Thinking back on the teacher education courses I took in college and graduate school, I don’t recall a single professor discussing the importance of data-driven instruction or what implementing it looked like in a classroom setting. I can’t recall reading any research-based or pragmatic approaches for what a teacher should do after developing and administering a test, multiple-choice or not.
Analyzing data is certainly not the easiest, most glamorous, or quick endeavor for a teacher. However, it’s the only way to ensure that instruction is relevant and skills that need remediation are retaught in a different way.
I first became familiar with data directing what a teacher teaches when reading excerpts of Driven By Data by Paul Bambrick Santoyo, a text devoted to detailing, explaining, and providing examples of teachers making data central to their daily practice.
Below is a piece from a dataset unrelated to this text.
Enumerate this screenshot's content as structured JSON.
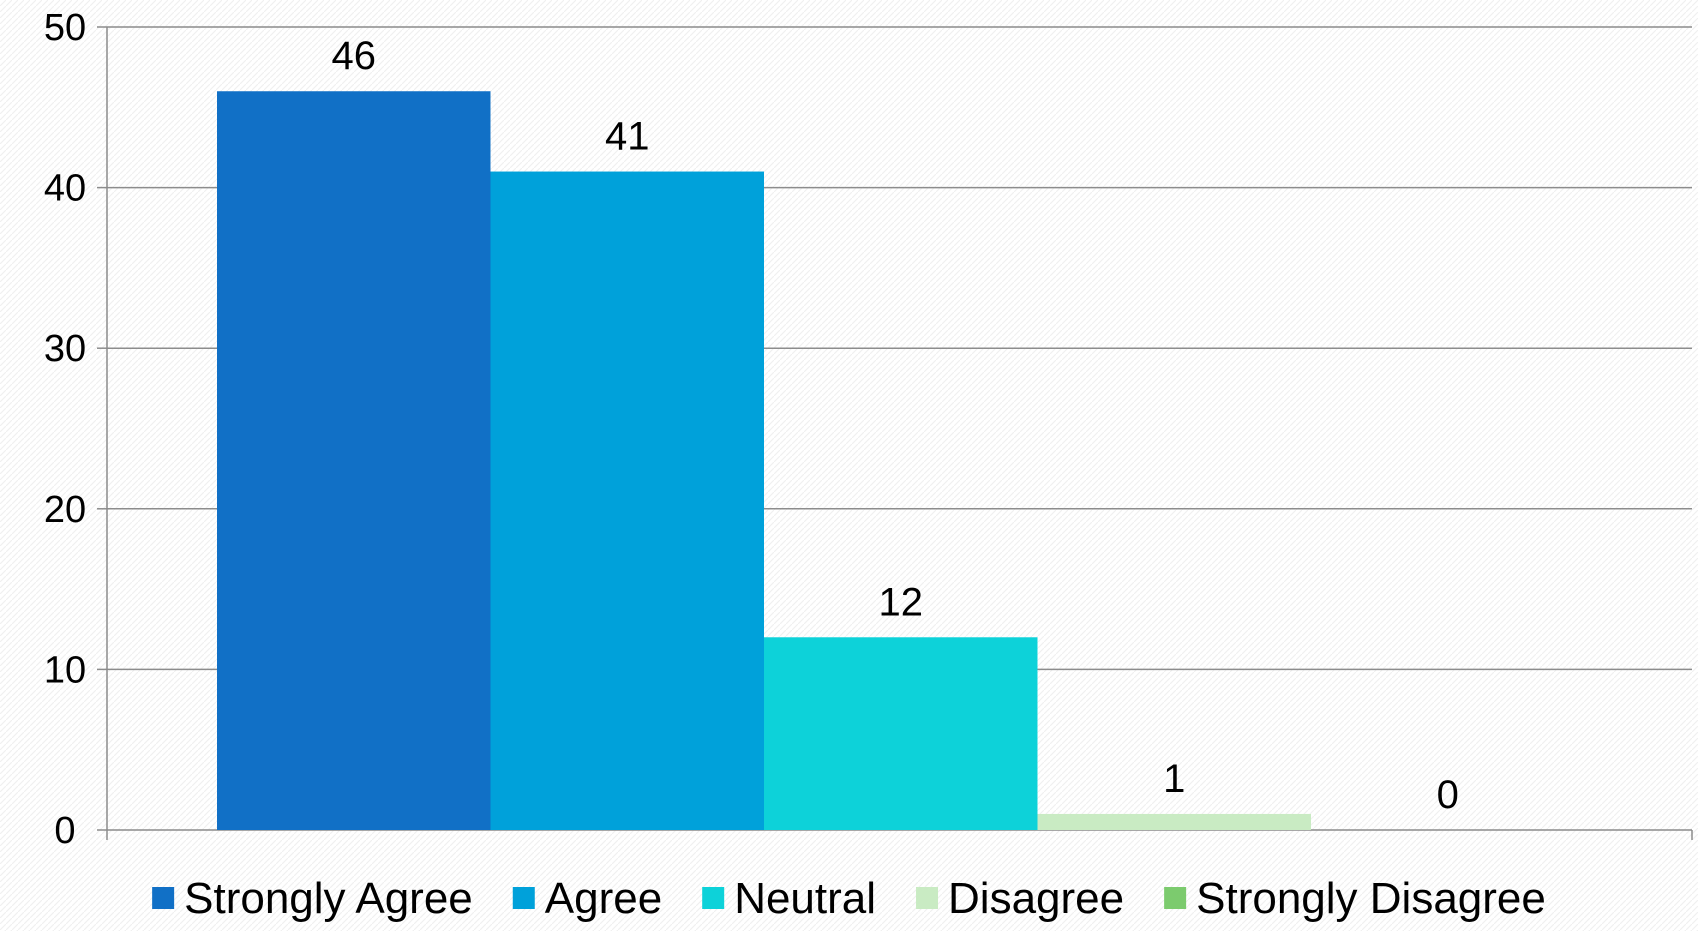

I worked at a charter school where we had weekly data meeting that required teachers to prepare a data sheet analyzing questions and skills students struggled with most, so we could prepare a re-teach plan with our coaches. We epitomized data-driven. During my first semester teaching there, this was a new challenge for me and the school because I taught a writing composition class, which meant I had to develop a system for identifying student strengths and weaknesses without compromising the organic nature of a writing workshop. I used rubrics provided by the state and developed by the school I worked at to grade student work within the four traditional categories off which we assess writing: development, focus/organization, conventions, and language. The problem was that each category was so vast that there was no easy way to understand what students struggled with specifically in each assignment.